Bouchard's semifinal opponent, Petkovic, agreed.
"She has an incredible mindset, good attitude and she's definitely one of the future stars," Petkovic said. "She already is. It's not a future anymore."
Earlier in the week, Stephens told reporters that she didn't feel pressure to succeed right now because she expects her career to last 10 more years and that more opportunities would come if she remained patient. Other younger players have also stressed the importance of being patient. Bouchard didn't buy into that philosophy, though. She's greedier than that.
"The game is a little bit older, with Serena, and Li Na, for example, doing so well in their 30s, but I'm playing here and now," Bouchard said. "I want to do the best I can right away. There's no point for me to just kind of be relaxed about it. Of course, in each match winning is out of my control, but I want to try to do the best I can as soon as I can, and I want to have 10 successful years and not five slow ones and then five good ones."
As for the 140th-ranked Bencic, her face lit up when a reporter told her she would be the newest teenage addition to the top 100 on Monday. The reigning junior French Open and Wimbledon champion won two matches to earn her spot in the main draw and has defeated Maria Kirilenko, Marina Erakovic, fellow teenager Svitolina and now Errani for her first top-15 win. Still playing under the WTA's age-restriction limits for the number of tour-level tournaments she can play, Bencic insisted her success here didn't alter her expectations for the year.

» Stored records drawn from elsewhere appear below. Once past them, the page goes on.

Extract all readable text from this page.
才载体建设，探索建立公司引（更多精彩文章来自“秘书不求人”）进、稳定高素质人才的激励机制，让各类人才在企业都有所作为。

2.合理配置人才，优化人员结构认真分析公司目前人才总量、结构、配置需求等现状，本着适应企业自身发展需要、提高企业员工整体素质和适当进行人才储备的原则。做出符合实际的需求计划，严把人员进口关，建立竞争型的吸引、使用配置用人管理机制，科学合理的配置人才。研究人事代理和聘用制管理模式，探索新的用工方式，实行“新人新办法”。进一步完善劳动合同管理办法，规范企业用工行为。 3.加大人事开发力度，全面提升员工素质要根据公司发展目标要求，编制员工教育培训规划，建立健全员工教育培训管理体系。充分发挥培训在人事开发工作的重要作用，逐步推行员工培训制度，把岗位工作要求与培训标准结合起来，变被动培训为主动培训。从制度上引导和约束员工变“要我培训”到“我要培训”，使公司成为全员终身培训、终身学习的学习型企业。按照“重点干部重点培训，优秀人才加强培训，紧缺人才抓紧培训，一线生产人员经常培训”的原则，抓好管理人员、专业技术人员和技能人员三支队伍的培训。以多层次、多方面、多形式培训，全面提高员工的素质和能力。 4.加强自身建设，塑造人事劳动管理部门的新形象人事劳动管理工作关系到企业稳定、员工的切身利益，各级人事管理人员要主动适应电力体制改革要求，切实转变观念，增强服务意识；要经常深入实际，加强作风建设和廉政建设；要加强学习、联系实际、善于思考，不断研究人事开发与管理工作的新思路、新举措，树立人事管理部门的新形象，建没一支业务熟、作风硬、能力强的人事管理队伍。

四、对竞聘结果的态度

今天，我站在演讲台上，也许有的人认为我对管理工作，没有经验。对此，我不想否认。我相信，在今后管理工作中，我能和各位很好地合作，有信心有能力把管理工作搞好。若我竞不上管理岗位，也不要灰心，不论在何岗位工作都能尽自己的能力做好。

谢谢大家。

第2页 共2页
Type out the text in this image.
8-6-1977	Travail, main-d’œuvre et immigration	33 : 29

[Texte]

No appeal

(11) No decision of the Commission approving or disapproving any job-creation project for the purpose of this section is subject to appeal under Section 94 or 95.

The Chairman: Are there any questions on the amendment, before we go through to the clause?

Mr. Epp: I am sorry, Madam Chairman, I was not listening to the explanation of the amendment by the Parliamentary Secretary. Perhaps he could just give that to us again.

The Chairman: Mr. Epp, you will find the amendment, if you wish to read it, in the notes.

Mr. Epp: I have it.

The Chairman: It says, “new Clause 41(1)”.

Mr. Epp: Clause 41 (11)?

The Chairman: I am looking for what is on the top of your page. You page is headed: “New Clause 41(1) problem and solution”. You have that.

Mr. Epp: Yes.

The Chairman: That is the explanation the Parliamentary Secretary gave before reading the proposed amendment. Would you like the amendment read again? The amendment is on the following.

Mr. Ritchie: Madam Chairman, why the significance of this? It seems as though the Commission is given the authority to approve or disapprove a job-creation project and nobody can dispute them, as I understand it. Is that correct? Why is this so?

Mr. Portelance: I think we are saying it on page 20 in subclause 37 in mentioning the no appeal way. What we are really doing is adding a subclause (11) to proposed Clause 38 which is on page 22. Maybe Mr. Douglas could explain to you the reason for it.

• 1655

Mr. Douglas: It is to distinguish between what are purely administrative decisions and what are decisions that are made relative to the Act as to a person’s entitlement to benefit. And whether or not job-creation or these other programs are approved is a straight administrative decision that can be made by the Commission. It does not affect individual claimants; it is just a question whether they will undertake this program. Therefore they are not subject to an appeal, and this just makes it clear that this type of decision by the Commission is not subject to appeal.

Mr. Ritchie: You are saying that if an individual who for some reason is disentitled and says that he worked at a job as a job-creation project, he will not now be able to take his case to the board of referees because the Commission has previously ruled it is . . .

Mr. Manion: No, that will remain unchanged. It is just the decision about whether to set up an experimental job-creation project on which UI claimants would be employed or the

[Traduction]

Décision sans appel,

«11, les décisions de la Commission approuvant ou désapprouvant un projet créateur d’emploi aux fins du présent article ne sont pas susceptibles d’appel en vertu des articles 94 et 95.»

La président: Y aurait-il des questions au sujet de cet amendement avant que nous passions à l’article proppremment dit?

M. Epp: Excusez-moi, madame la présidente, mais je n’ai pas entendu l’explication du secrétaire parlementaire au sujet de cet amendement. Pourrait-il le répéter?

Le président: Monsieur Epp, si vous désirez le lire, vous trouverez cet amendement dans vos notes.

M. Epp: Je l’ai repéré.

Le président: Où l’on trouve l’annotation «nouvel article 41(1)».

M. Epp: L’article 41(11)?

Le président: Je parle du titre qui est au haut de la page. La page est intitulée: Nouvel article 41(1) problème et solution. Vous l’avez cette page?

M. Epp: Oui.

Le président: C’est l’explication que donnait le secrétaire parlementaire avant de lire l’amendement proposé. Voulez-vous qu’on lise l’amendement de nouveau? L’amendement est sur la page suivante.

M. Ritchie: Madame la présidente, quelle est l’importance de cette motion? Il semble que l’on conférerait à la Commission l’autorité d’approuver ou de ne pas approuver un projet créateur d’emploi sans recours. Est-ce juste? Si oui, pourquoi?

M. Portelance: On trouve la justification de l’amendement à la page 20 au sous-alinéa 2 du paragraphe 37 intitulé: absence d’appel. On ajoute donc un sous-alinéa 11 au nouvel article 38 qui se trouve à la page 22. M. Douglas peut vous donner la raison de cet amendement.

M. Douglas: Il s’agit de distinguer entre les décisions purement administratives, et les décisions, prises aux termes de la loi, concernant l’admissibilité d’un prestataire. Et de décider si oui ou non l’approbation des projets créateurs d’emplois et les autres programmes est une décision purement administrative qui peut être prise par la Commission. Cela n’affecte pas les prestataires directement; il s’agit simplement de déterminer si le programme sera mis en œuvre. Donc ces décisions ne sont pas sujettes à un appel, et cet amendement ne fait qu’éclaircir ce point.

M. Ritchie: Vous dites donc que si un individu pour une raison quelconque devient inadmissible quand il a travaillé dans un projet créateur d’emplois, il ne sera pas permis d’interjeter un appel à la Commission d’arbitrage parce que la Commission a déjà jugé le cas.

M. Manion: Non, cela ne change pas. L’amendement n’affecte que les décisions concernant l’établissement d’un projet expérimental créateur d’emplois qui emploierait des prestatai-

"No, it doesn't change because I didn't set some high goals, so I don't have to have pressure or something," Bencic said. "I'm just playing tournament by tournament. I'm not thinking about too far in front."
Bencic came into Charleston with just one main-draw win this season, but the green clay has suited her game and her confidence has grown from round to round.
"I didn't see [these results] coming, but I was hoping for them, and I was believing that someday they will come," she said. "I'm just really happy they came this week."